Il est dangereux de porter une appréciation personnelle sur la santé d’une personne âgée. Une étude de l’institut de Newcastle sur 1000 résidents de plus de 85 ans de cette cité britannique a produit des résultats étonnants: 78% de ces octogénaires ont qualifié leur santé de bonne (34%), très bonne (32%) ou excellente (12%).

 Thomas Kirkwood en déduit que la qualité de vie reste souvent bonne pendant de longues années. La période difficile est souvent très réduite. La recherche médicale devrait précisément porter son effort sur la réduction des «mauvaises années», assombries par les maladies et une forte baisse des capacités fonctionnelles. N’est-il d’ailleurs pas surprenant que des budgets considérables soient consacrés à la recherche sur les cancers et qu’il n’existe pratiquement pas d’instituts sur le vieillissement? En effet, la plupart des cancers ont un facteur commun: l’âge.
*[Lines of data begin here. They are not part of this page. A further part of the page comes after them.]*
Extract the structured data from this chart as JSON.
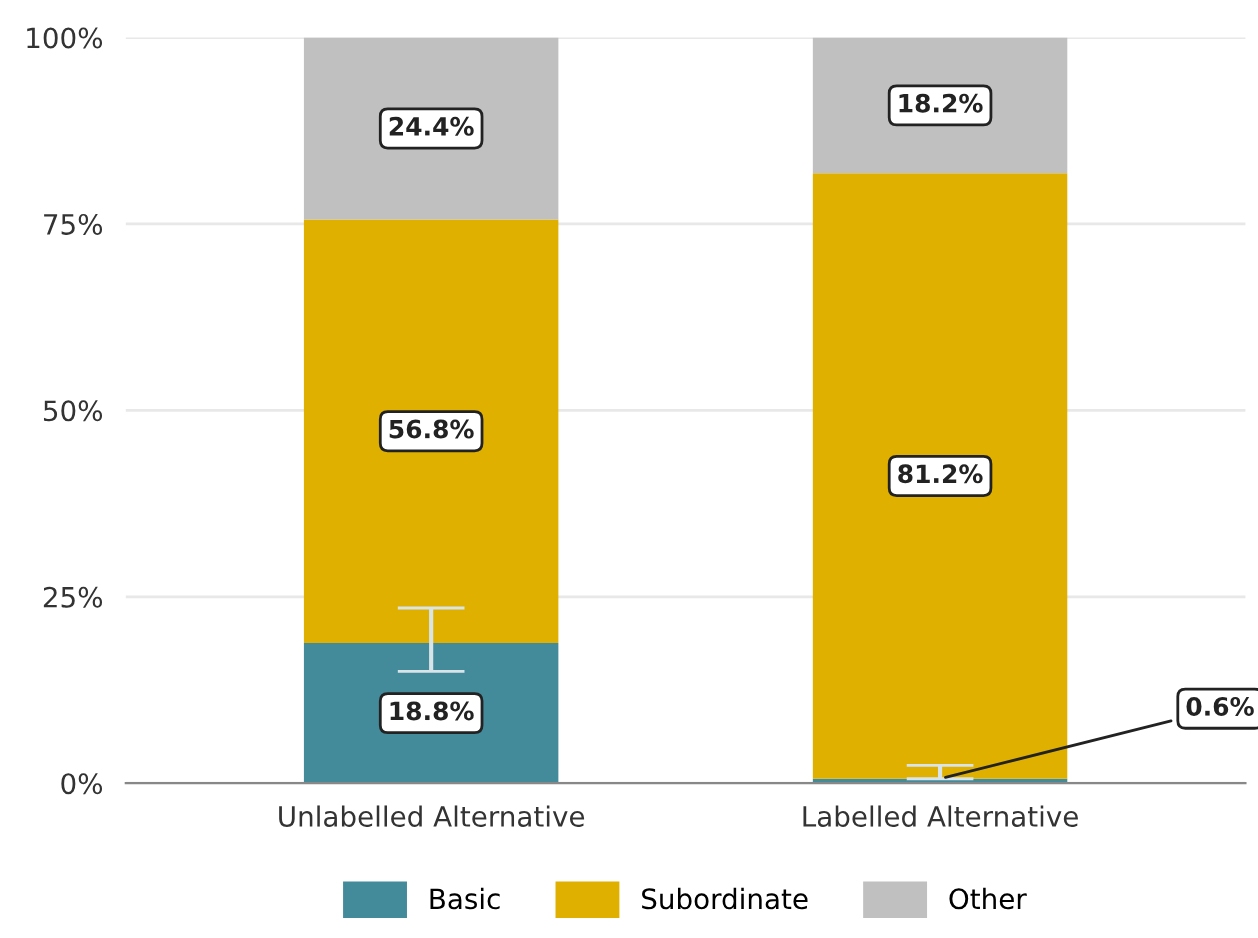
{
  "chart_data": {
    "type": "bar",
    "stacked": true,
    "categories": [
      "Unlabelled Alternative",
      "Labelled Alternative"
    ],
    "series": [
      {
        "name": "Basic",
        "color": "#438a9b",
        "values": [
          18.8,
          0.6
        ],
        "value_labels": [
          "18.8%",
          "0.6%"
        ],
        "errors": [
          [
            15.0,
            23.5
          ],
          [
            0.6,
            2.4
          ]
        ]
      },
      {
        "name": "Subordinate",
        "color": "#e0b000",
        "values": [
          56.8,
          81.2
        ],
        "value_labels": [
          "56.8%",
          "81.2%"
        ]
      },
      {
        "name": "Other",
        "color": "#c0c0c0",
        "values": [
          24.4,
          18.2
        ],
        "value_labels": [
          "24.4%",
          "18.2%"
        ]
      }
    ],
    "ylim": [
      0,
      100
    ],
    "yticks": [
      {
        "value": 0,
        "label": "0%"
      },
      {
        "value": 25,
        "label": "25%"
      },
      {
        "value": 50,
        "label": "50%"
      },
      {
        "value": 75,
        "label": "75%"
      },
      {
        "value": 100,
        "label": "100%"
      }
    ],
    "grid": "y",
    "legend": "bottom"
  }
}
«Le passage à la retraite s’accompagne systématiquement d’une détérioration de la santé et de la situation financière», selon Thomas Kirkwood. Faut-il donc forcer les individus à partir le plus vite possible à la retraite? Au moment où la gauche défile dans la rue contre le relèvement de l’âge de la retraite, la science souligne les risques liés à une retraite précoce. Selon Olivier Blanchard, chef économiste du FMI, «si les gens prennent leur retraite plus tard, ils ont moins besoin d’épargner et peuvent donc consommer un peu plus».

Si l’on admet enfin que l’augmentation de l’espérance de vie est un progrès, encore faut-il s’y préparer. Un homme et une femme de 60 ans ont aujourd’hui une probabilité de 25% que l’un d’entre eux dépasse les 100 ans. Leur stratégie d’épargne sera-t-elle adaptée? De nombreux services ne sont-ils pas à réinventer? L’assurance vie aussi doit se réformer. Ses critères de sélection sont appropriés à 30 ans (tabac), mais n’ont plus de sens pour des clients de plus de 70 ans quand les risques se définissent plutôt en termes de mobilité et de mémoire.